Now let’s talk about government policies like EIDL loans (Economic Injury Disaster Loans) specifically. Almost every biz owner I know took an EIDL loan. SBA puts a lien on all of the businesses who take one. Now imagine you are a conventional lender. You require a first lien position on all assets to do a loan.
The customer wants to buy 5 locations or refinance debt. Problem is the same. Because the government HAS A LIEN — to do this deal either the government has to subordinate (they won’t so it’s a non starter) OR the borrower has to refinance the EIDL from 30 years to 7.
This KILLS their cash flow and makes refinancing or buying units AND IN TURN GROWTH — much more difficult. Conventional lenders with generally better terms and better rates are FORCED out of the market even if they would otherwise be willing to lend.

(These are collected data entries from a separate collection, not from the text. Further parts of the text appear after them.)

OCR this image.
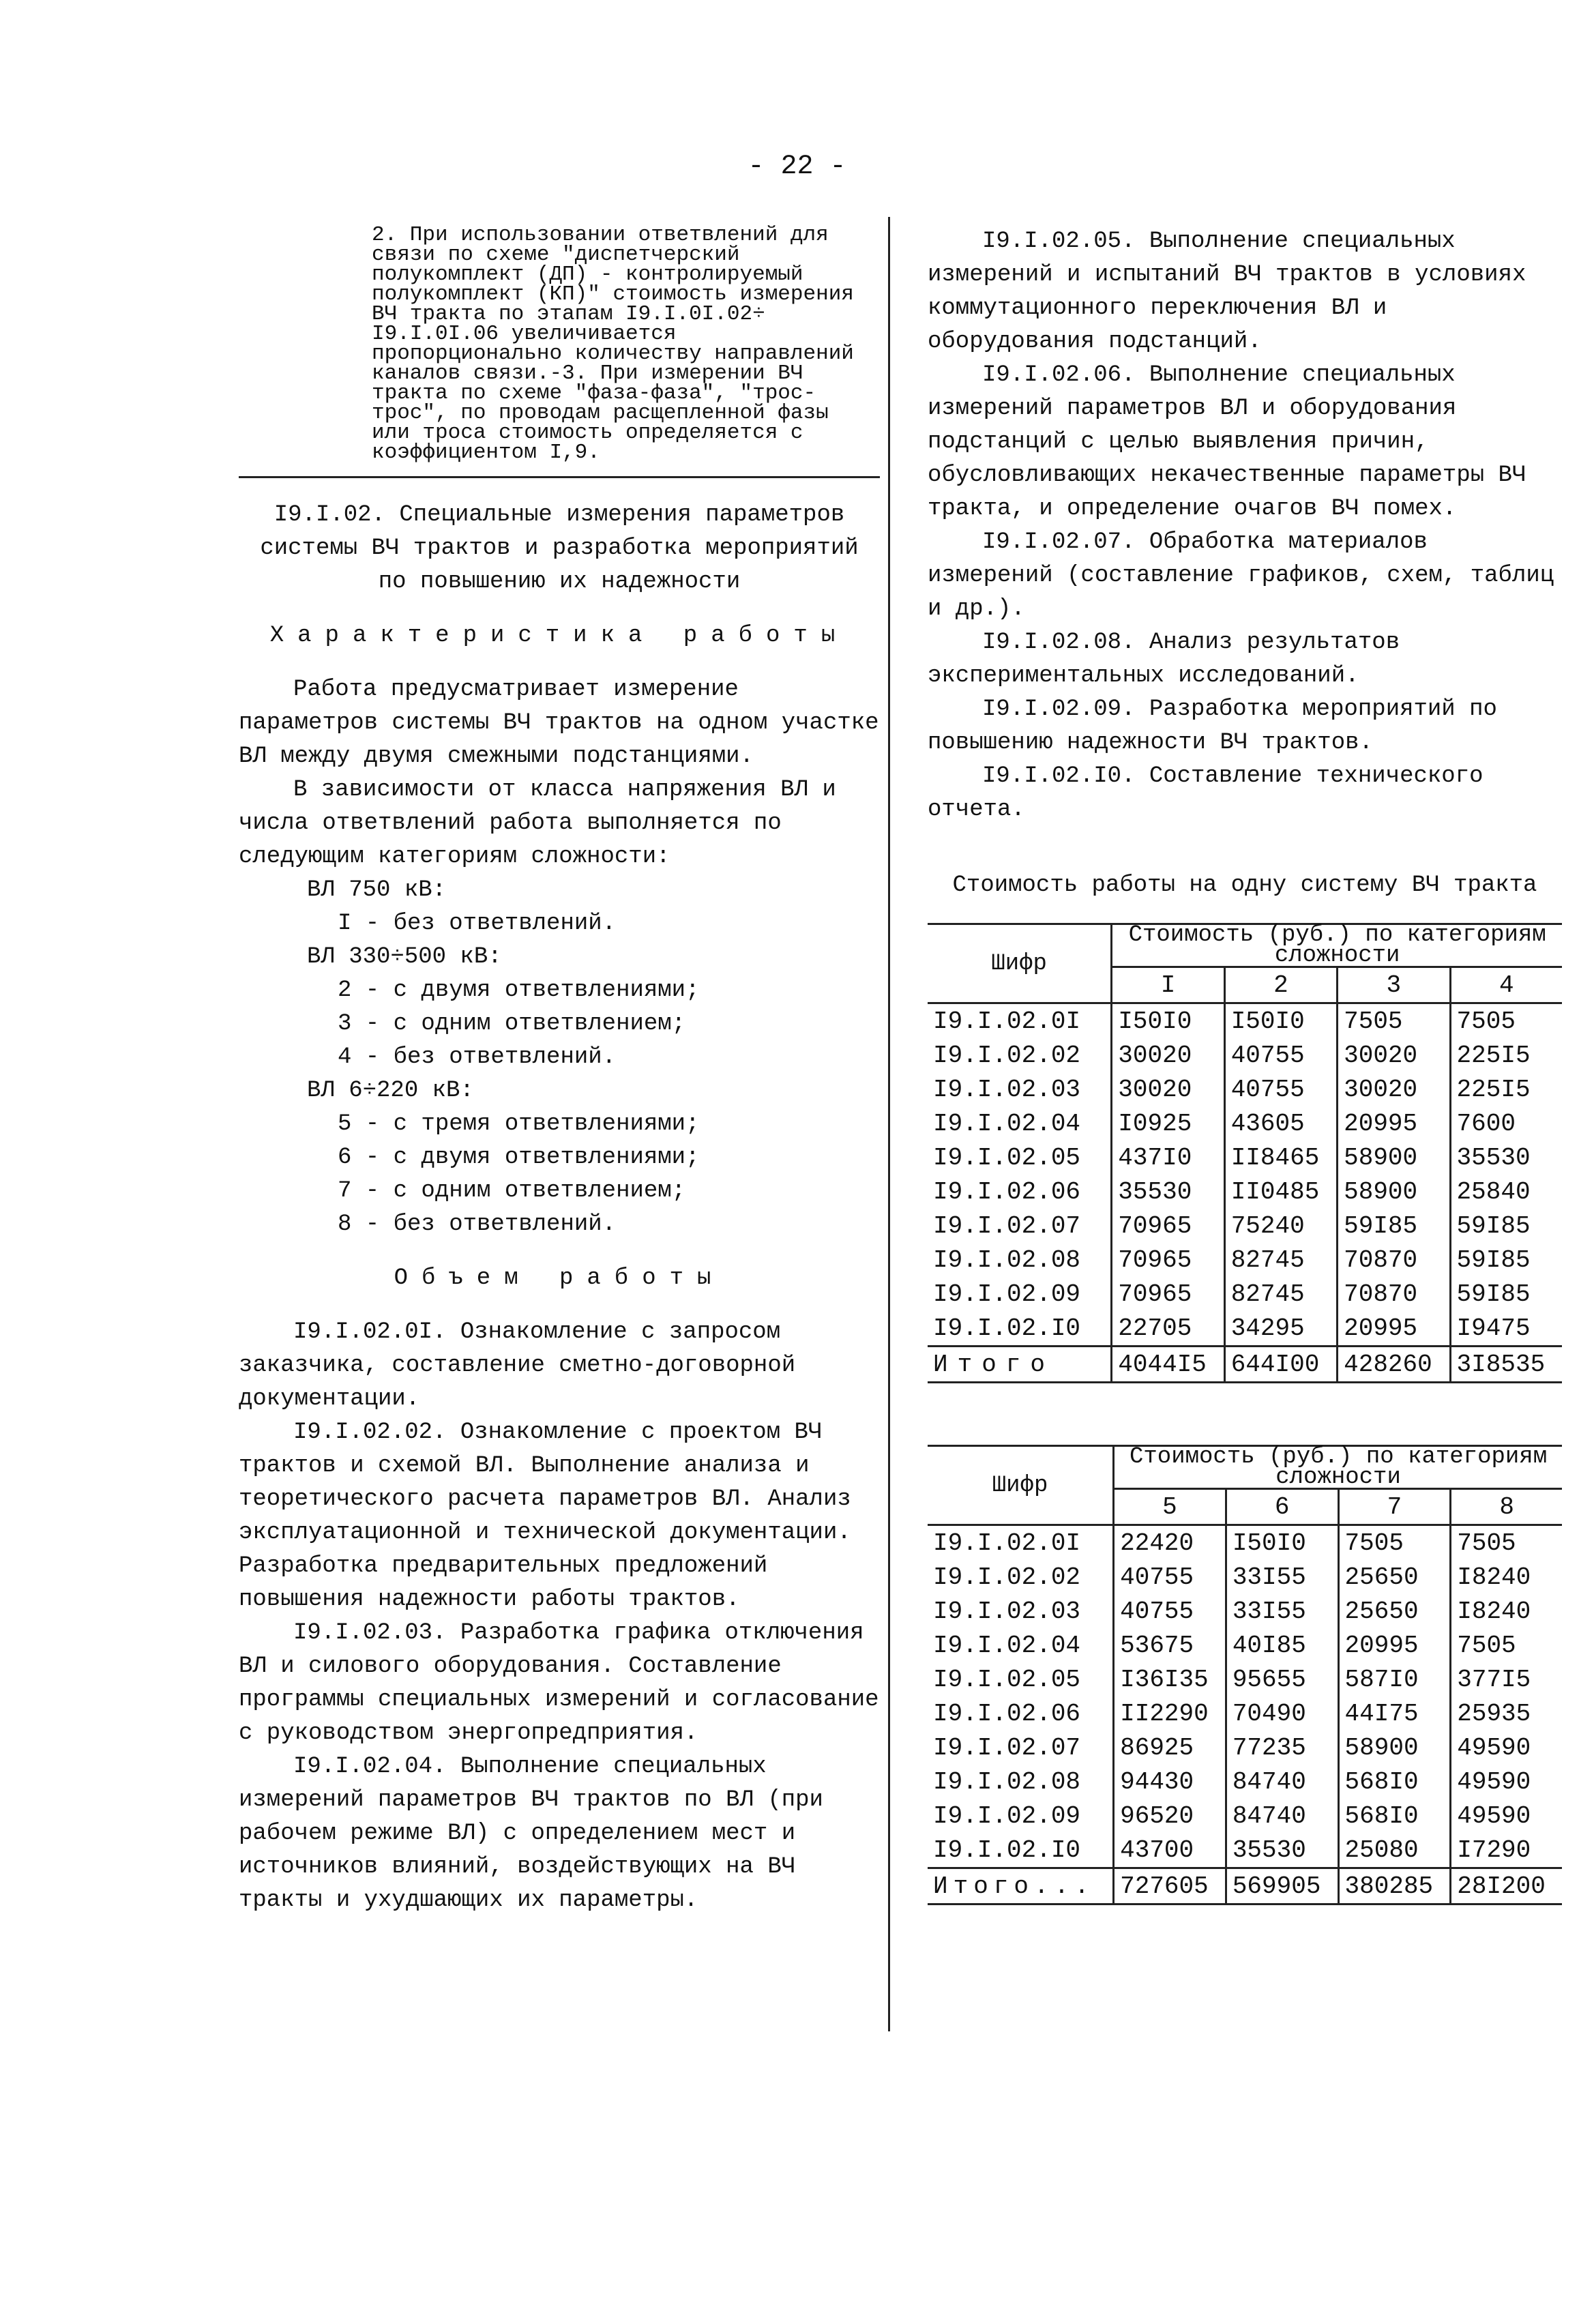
- 22 -
2. При использовании ответвлений для связи по схеме "диспетчерский полукомплект (ДП) - контролируемый полукомплект (КП)" стоимость измерения ВЧ тракта по этапам I9.I.0I.02÷ I9.I.0I.06 увеличивается пропорционально количеству направлений каналов связи.-3. При измерении ВЧ тракта по схеме "фаза-фаза", "трос-трос", по проводам расщепленной фазы или троса стоимость определяется с коэффициентом I,9.
I9.I.02. Специальные измерения параметров
системы ВЧ трактов и разработка мероприятий
по повышению их надежности
Характеристика работы
Работа предусматривает измерение параметров системы ВЧ трактов на одном участке ВЛ между двумя смежными подстанциями.
В зависимости от класса напряжения ВЛ и числа ответвлений работа выполняется по следующим категориям сложности:
ВЛ 750 кВ:
I - без ответвлений.
ВЛ 330÷500 кВ:
2 - с двумя ответвлениями;
3 - с одним ответвлением;
4 - без ответвлений.
ВЛ 6÷220 кВ:
5 - с тремя ответвлениями;
6 - с двумя ответвлениями;
7 - с одним ответвлением;
8 - без ответвлений.
Объем работы
I9.I.02.0I. Ознакомление с запросом заказчика, составление сметно-договорной документации.
I9.I.02.02. Ознакомление с проектом ВЧ трактов и схемой ВЛ. Выполнение анализа и теоретического расчета параметров ВЛ. Анализ эксплуатационной и технической документации. Разработка предварительных предложений повышения надежности работы трактов.
I9.I.02.03. Разработка графика отключения ВЛ и силового оборудования. Составление программы специальных измерений и согласование с руководством энергопредприятия.
I9.I.02.04. Выполнение специальных измерений параметров ВЧ трактов по ВЛ (при рабочем режиме ВЛ) с определением мест и источников влияний, воздействующих на ВЧ тракты и ухудшающих их параметры.
I9.I.02.05. Выполнение специальных измерений и испытаний ВЧ трактов в условиях коммутационного переключения ВЛ и оборудования подстанций.
I9.I.02.06. Выполнение специальных измерений параметров ВЛ и оборудования подстанций с целью выявления причин, обусловливающих некачественные параметры ВЧ тракта, и определение очагов ВЧ помех.
I9.I.02.07. Обработка материалов измерений (составление графиков, схем, таблиц и др.).
I9.I.02.08. Анализ результатов экспериментальных исследований.
I9.I.02.09. Разработка мероприятий по повышению надежности ВЧ трактов.
I9.I.02.I0. Составление технического отчета.
Стоимость работы на одну систему ВЧ тракта
Шифр	Стоимость (руб.) по категориям сложности			
	I	2	3	4
I9.I.02.0I	I50I0	I50I0	7505	7505
I9.I.02.02	30020	40755	30020	225I5
I9.I.02.03	30020	40755	30020	225I5
I9.I.02.04	I0925	43605	20995	7600
I9.I.02.05	437I0	II8465	58900	35530
I9.I.02.06	35530	II0485	58900	25840
I9.I.02.07	70965	75240	59I85	59I85
I9.I.02.08	70965	82745	70870	59I85
I9.I.02.09	70965	82745	70870	59I85
I9.I.02.I0	22705	34295	20995	I9475
Итого	4044I5	644I00	428260	3I8535
Шифр	Стоимость (руб.) по категориям сложности			
	5	6	7	8
I9.I.02.0I	22420	I50I0	7505	7505
I9.I.02.02	40755	33I55	25650	I8240
I9.I.02.03	40755	33I55	25650	I8240
I9.I.02.04	53675	40I85	20995	7505
I9.I.02.05	I36I35	95655	587I0	377I5
I9.I.02.06	II2290	70490	44I75	25935
I9.I.02.07	86925	77235	58900	49590
I9.I.02.08	94430	84740	568I0	49590
I9.I.02.09	96520	84740	568I0	49590
I9.I.02.I0	43700	35530	25080	I7290
Итого...	727605	569905	380285	28I200
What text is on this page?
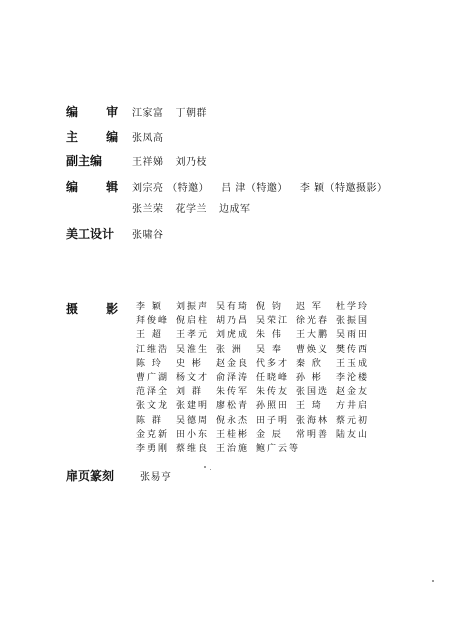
编 审 江家富 丁朝群
主 编 张凤高
副主编	王祥娣 刘乃枝
编 辑 刘宗亮 （特邀） 吕 津（特邀） 李 颖（特邀摄影）
张兰荣 花学兰 边成军
美工设计	张啸谷
摄 影 李 颖	刘振声 吴有琦 倪 钧	迟 军	杜学玲
拜俊峰 倪启柱 胡乃昌 吴荣江 徐光春 张振国
王 超	王孝元 刘虎成 朱 伟	王大鹏 吴雨田
江维浩 吴淮生 张 洲	吴 奉	曹焕义 樊传西
陈 玲	史 彬	赵金良 代多才 秦 欣	王玉成
曹广湖 杨文才 俞泽涛 任晓峰 孙 彬	李沦楼
范泽全 刘 群	朱传军 朱传友 张国选 赵金友
张文龙 张建明 廖松青 孙照田 王 琦	方井启
陈 群	吴德周 倪永杰 田子明 张海林 蔡元初
金克新 田小东 王桂彬 金 辰	常明善 陆友山
李勇刚 蔡维良 王治施 鲍广云等
扉页篆刻	张易亨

Now let’s get back to that pesky SBA limit. If you hit the limit. And conventional loans are closed off to you because the lenders don’t exist or because of reasons like the above — WHAT CAN YOU DO? the answer is the scary part and it’s stiffer drink time.
The ONLY avenue left for operators to grow will be (gulp) private equity. Well take a look at all of the concepts having problems. They have one thing in common — private equity vultures.
The bottom line is SME can not access new capital easily. Even if they can actually qualify and a bank is willing to lend — government policies like EIDL have made all non-government lending extremely difficult for the borrower to do financially. This will DESTROY growth.
In addition we are a debt based economy. I will leave you with this — how exactly are jobs to be preserved and businesses to stay afloat if they cannot access capital effectively?
Answer: They can't.   The destruction of private businesses in the United States is orchestrated and deliberate.  
If Bankers do not open up the lending, the nation will be destroyed.
The public should give them two weeks from August 1 to re-start loans and if they don't, there should be a deliberate RUN ON THE BANKS to intentionally destroy them.